Wednesday, February 11, 2015

Love and Terror and Songs

In this new age of warfare often involving strategies for combating terrorist tactics, war films in the U.S. have endeavoured to analyse the psychological impact on the regular soldier. So far, though, no film of Kathryn Bigelow or Clint Eastwood has confronted the issues of love triangles, hilarious misunderstandings, and musical numbers like the 2000 Bollywood movie Pukar. And make no mistake, Pukar states its intentions early on to honour India's real counter-terrorism soldiers.

As a romantic adventure comedy, Pukar is entertaining despite conspiciously bad sound editing, even for a Bollywood film. But as a war movie, it's so out of touch as to be sort of charming and like so much of Bollywood, it's reminiscent of 1940s or 50s Hollywood.

Anil Kapoor plays Jai, a decorated soldier who, as the film opens, succeeds in a seemingly impossible hostage rescue operation, going into battle even after he learns it's a trap. After these first ten minutes or so, Jai goes home and the movie becomes a complete romantic comedy for over an hour of its two hour and forty five minute running time.

There are two beautiful women in love with him--Pooja (Namrata Shirodkar), the General's daughter, and Anjali (Madhuri Dixit), his childhood friend. Jai, like most male Bollywood leads of the 1990s, is unattractive and an asshole of such absurd proportions one has the impression that a lot more bad behaviour is tolerated from men than in most other countries.
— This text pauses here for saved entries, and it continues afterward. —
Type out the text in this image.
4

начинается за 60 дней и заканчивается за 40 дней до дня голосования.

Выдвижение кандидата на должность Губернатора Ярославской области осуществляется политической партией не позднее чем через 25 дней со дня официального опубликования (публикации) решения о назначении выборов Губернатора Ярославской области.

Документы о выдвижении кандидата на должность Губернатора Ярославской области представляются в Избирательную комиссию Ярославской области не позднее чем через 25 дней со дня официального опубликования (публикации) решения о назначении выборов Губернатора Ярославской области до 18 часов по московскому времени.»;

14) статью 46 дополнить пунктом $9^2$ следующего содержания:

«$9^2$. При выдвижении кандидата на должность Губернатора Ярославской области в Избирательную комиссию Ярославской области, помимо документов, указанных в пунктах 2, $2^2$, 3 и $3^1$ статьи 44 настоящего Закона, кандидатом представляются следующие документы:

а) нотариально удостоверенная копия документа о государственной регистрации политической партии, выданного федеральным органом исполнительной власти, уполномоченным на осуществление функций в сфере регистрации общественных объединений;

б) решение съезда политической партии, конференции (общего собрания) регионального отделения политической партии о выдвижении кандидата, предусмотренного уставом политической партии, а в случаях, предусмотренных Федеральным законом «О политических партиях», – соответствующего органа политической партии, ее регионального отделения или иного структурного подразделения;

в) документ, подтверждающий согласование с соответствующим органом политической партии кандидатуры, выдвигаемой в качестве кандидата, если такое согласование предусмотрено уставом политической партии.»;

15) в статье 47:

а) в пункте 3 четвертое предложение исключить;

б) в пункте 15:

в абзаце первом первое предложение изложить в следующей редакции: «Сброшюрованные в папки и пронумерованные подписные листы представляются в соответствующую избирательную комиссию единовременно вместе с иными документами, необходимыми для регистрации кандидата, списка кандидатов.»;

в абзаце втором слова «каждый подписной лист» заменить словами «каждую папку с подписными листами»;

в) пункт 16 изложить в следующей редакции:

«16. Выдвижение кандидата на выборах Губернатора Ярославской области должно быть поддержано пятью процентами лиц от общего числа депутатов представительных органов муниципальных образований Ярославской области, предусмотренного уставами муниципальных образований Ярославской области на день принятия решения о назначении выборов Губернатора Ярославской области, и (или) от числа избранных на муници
Despite Anjali obviously being in love with him, Jai starts avoiding her to spend time with Pooja, nevertheless assuring Anjali in between that he loves her and tells her she's beautiful.
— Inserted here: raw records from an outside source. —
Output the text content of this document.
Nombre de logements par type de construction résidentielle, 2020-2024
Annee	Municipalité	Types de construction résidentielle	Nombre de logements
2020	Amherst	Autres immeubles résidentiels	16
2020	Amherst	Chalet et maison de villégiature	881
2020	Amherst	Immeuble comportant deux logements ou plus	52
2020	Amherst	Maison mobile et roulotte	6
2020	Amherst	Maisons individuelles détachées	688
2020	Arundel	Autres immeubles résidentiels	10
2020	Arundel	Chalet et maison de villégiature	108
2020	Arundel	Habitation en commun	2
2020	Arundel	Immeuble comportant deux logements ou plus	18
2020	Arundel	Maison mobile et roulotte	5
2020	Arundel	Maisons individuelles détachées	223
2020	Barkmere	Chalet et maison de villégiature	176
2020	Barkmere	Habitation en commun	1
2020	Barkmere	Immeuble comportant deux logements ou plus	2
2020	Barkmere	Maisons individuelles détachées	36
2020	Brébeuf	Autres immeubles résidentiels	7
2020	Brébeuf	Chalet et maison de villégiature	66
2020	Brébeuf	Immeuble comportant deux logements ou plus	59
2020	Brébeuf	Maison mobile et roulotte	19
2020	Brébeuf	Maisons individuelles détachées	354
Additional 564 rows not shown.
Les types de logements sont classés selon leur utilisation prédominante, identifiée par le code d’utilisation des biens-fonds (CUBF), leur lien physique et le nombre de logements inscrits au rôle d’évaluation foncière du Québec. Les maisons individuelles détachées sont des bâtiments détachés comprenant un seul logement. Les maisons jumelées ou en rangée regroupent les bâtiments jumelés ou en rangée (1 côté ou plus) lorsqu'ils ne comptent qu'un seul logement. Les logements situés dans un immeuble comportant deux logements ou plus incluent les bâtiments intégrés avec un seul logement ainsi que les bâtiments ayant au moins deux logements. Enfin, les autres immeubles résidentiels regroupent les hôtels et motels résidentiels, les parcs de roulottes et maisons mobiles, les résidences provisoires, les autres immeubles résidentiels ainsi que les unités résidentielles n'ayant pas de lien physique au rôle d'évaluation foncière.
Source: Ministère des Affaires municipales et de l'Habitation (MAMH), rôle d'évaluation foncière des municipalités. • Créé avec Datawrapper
He and Pooja have a montage of ridiculously diverse Kodak moments, from trying on sombreros to playing with foals on a ranch in some idyllic green landscape.

Meanwhile, he's also torturing the captured terrorist leader, Abhrush--played by a very effectively menacing Danny Denzongpa.

When Jai finally does announce his plans to marry Pooja--after, of course, some prolonged comedy about his parents thinking he's announced his marriage to Anjali--Anjali is devastated and one of the best musical numbers of the film has her waxing really sexy with a torch song while Jai and Pooja are trying to eat dinner.

Sooner or later, Abhrush's bumbling henchmen figure out they can use Anjali to get some secret codes from Jai's office. There's more torture, murder, mayhem, hijinks, and tragic misunderstandings. The fight scenes have the worst punching sound effects I've heard, there's a liberal sprinkling of a generic "Pssht!" sound, like a bad recording of a slap, throughout the fights rarely connected to any visuals of actual punches.

But the songs are nice with music by A.R. Rahman and the movie features a rare cameo by Lata Mangeshkar as herself. Bollywood stars very rarely do their own singing, the sort of traditional singing demands, I understand, an uncommon sort of vocal control. Mangeshkar has provided the singing voice of Bollywood leads since the early 1940s.